DIMANTHA MATHEW, HEAD OF RESEARCH AT FIRST CAPITAL HOLDINGS PLC, SPEAKS TO REUTERS
AUGUST 28, 2018
COLOMBO, Aug 27 (Reuters) – Sri Lankan shares ended weaker on Monday to post their tenth session of declines in 11, as worries over new tax proposals weighed on investor sentiment.
However, foreign investors bought beaten-down stocks, limiting the downside. Foreign buying accounted for about 30 percent of the day’s turnover of 246.2 million rupees ($1.54 million), which was less than a third of this year’s daily average of 818.3 million rupees.
Foreign investors purchased a net 20.6 million rupees of shares, making them net buyers for a third straight session after five consecutive sessions of sales. They have sold a net 3.4 billion rupees worth of shares so far this year.
The Colombo stock index ended 0.14 percent lower at 6,044.14. The bourse hovered near their lowest close since March 30, 2017, hit last week. It closed marginally higher last week after four straight weekly falls.
“It was a bit of a slow day. Overall, the turnover was on the slower side as there were not much of activities.

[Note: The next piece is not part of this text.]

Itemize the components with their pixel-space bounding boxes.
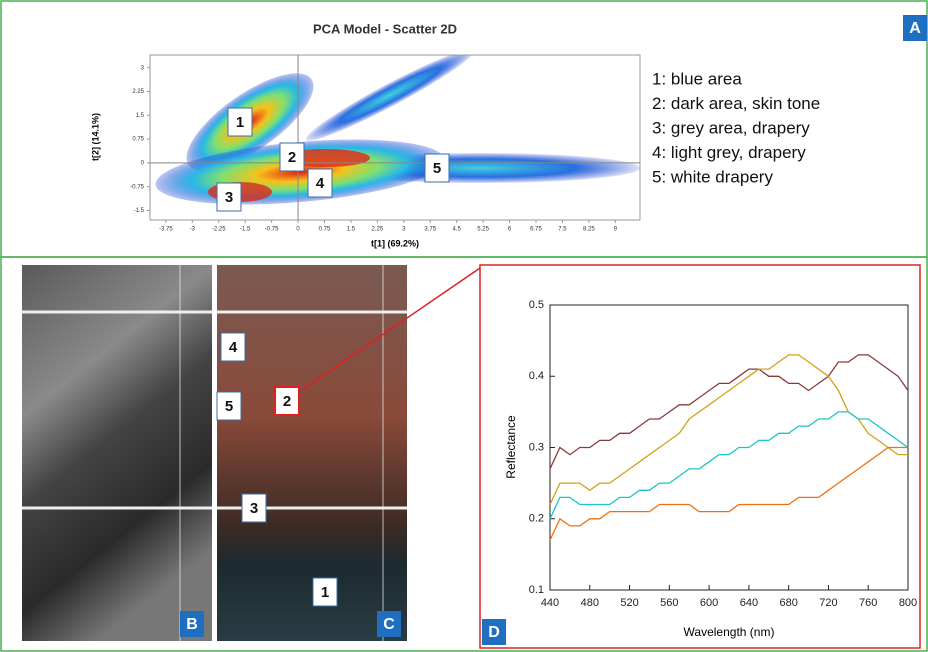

Because of the tax uncertainties the local investors are on the sidelines,” said Dimantha Mathew, head of research at broker First Capital Holdings.
“We have seen some foreign interest in the last few days as the prices have come down.”
Banking and telecom stocks have been under pressure after a media report last week stated the government planned to impose new levies on these sectors to boost revenue, analysts said.
Lacklustre corporate results and a Moody’s report saying Sri Lanka could face significantly tighter external refinancing conditions in the next five years, have also dented investor appetite for riskier assets, analysts added.
Shares in Dialog Axiata Plc ended 0.8 percent lower, while Lion Brewery Plc closed 2.6 percent down, Overseas Realty Plc ended down 0.7 percent and Sri Lanka Telecom Plc closed 0.4 percent weaker.
The central bank left its key policy rates unchanged, as expected, on Aug. 3, citing its goals of stabilising inflation and fostering sustainable economic growth.
The economy was unlikely to grow more than 4 percent in 2018, falling short of an earlier estimate of 5 percent, Central bank Governor Indrajit Coomaraswamy said.